The reforms aim to permit companies running defined benefit pensions, which guarantee retirees an income, to unlock surplus funds accumulated largely due to higher interest rates. The Treasury estimates that around three quarters of affected schemes now hold a collective surplus of £160 billion. Under these plans, any extracted surplus would be taxed at 25 percent, which the Treasury projects would net £3 billion in revenue over the next decade.
The Association of Mirror Pensioners, formed after Robert Maxwell illegally diverted £450 million from employee pension funds to prop up his business interests, has submitted a forceful letter of objection to Parliament. The group argues that current proposals could enable history to repeat itself, undermining safeguards introduced in the wake of the Maxwell scandal. These protections were designed to prevent businesses from using pension funds for purposes unrelated to safeguarding member benefits.
The Association contends that the changes could leave pensioners vulnerable, especially given the financial challenges currently faced by Reach, the successor to Maxwell’s Mirror Group. The association’s chair, Rosemary Cook, warns that new management or ownership could put further pressure on trustees to release pension surpluses, under the pretext of serving scheme members’ interests. With declining revenues across the print sector, pressure to access pension assets may intensify.

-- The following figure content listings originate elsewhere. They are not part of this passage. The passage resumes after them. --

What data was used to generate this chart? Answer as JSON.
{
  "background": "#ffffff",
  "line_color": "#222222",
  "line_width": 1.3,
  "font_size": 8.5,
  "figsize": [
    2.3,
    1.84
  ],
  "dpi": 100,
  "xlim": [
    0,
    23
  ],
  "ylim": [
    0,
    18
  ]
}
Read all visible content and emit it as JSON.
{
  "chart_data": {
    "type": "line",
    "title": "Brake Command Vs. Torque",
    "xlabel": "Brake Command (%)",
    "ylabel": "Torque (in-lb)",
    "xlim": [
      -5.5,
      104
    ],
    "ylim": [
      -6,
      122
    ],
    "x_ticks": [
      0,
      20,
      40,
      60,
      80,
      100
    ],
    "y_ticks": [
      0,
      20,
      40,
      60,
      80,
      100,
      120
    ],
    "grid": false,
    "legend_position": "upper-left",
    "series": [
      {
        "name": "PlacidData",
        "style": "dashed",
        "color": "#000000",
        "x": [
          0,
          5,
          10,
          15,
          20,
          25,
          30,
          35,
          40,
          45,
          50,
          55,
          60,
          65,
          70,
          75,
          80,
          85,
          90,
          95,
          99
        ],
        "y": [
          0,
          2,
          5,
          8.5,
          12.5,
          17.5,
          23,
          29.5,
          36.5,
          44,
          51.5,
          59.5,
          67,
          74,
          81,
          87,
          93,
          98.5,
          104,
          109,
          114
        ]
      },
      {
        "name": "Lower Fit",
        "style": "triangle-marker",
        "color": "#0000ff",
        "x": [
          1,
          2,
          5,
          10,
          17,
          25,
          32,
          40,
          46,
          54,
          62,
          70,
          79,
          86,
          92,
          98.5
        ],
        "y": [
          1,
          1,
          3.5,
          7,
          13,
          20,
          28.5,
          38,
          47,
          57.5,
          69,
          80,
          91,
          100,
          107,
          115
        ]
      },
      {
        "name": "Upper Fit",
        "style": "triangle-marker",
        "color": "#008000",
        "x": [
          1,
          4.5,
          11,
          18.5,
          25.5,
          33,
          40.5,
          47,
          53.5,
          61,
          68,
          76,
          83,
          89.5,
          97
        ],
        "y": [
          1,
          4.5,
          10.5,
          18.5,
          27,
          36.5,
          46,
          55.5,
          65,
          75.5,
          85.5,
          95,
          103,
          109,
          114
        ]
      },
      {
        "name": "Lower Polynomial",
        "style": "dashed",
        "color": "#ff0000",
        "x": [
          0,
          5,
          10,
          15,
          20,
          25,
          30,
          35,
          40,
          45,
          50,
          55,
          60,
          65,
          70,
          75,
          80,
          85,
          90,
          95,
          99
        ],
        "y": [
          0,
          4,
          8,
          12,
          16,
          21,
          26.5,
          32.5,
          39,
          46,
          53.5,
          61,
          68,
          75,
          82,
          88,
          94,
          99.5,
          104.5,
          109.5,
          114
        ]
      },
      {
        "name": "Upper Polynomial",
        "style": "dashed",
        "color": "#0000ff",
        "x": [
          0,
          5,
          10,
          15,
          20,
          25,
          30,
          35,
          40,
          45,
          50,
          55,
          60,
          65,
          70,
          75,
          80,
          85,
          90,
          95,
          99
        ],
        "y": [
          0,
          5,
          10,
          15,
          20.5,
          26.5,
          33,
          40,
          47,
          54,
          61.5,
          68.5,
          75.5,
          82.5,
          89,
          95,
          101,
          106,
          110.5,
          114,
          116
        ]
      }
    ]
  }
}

The group’s submission accuses the government of prioritising fiscal gain over pension security, noting that the planned tax on surplus extractions would create a substantial revenue stream at the potential expense of retirees. The letter stresses the importance of robust regulation and experienced oversight to ensure that future generations are not left facing deficits caused by short term decisions or corporate failures.
Strict rules introduced after the Maxwell case provided a measure of security for pension scheme members. Weakening these safeguards, the Association insists, could once again jeopardise the retirement prospects of millions. The government and Reach plc were approached for comment as debate continues regarding the future direction of UK pension policy.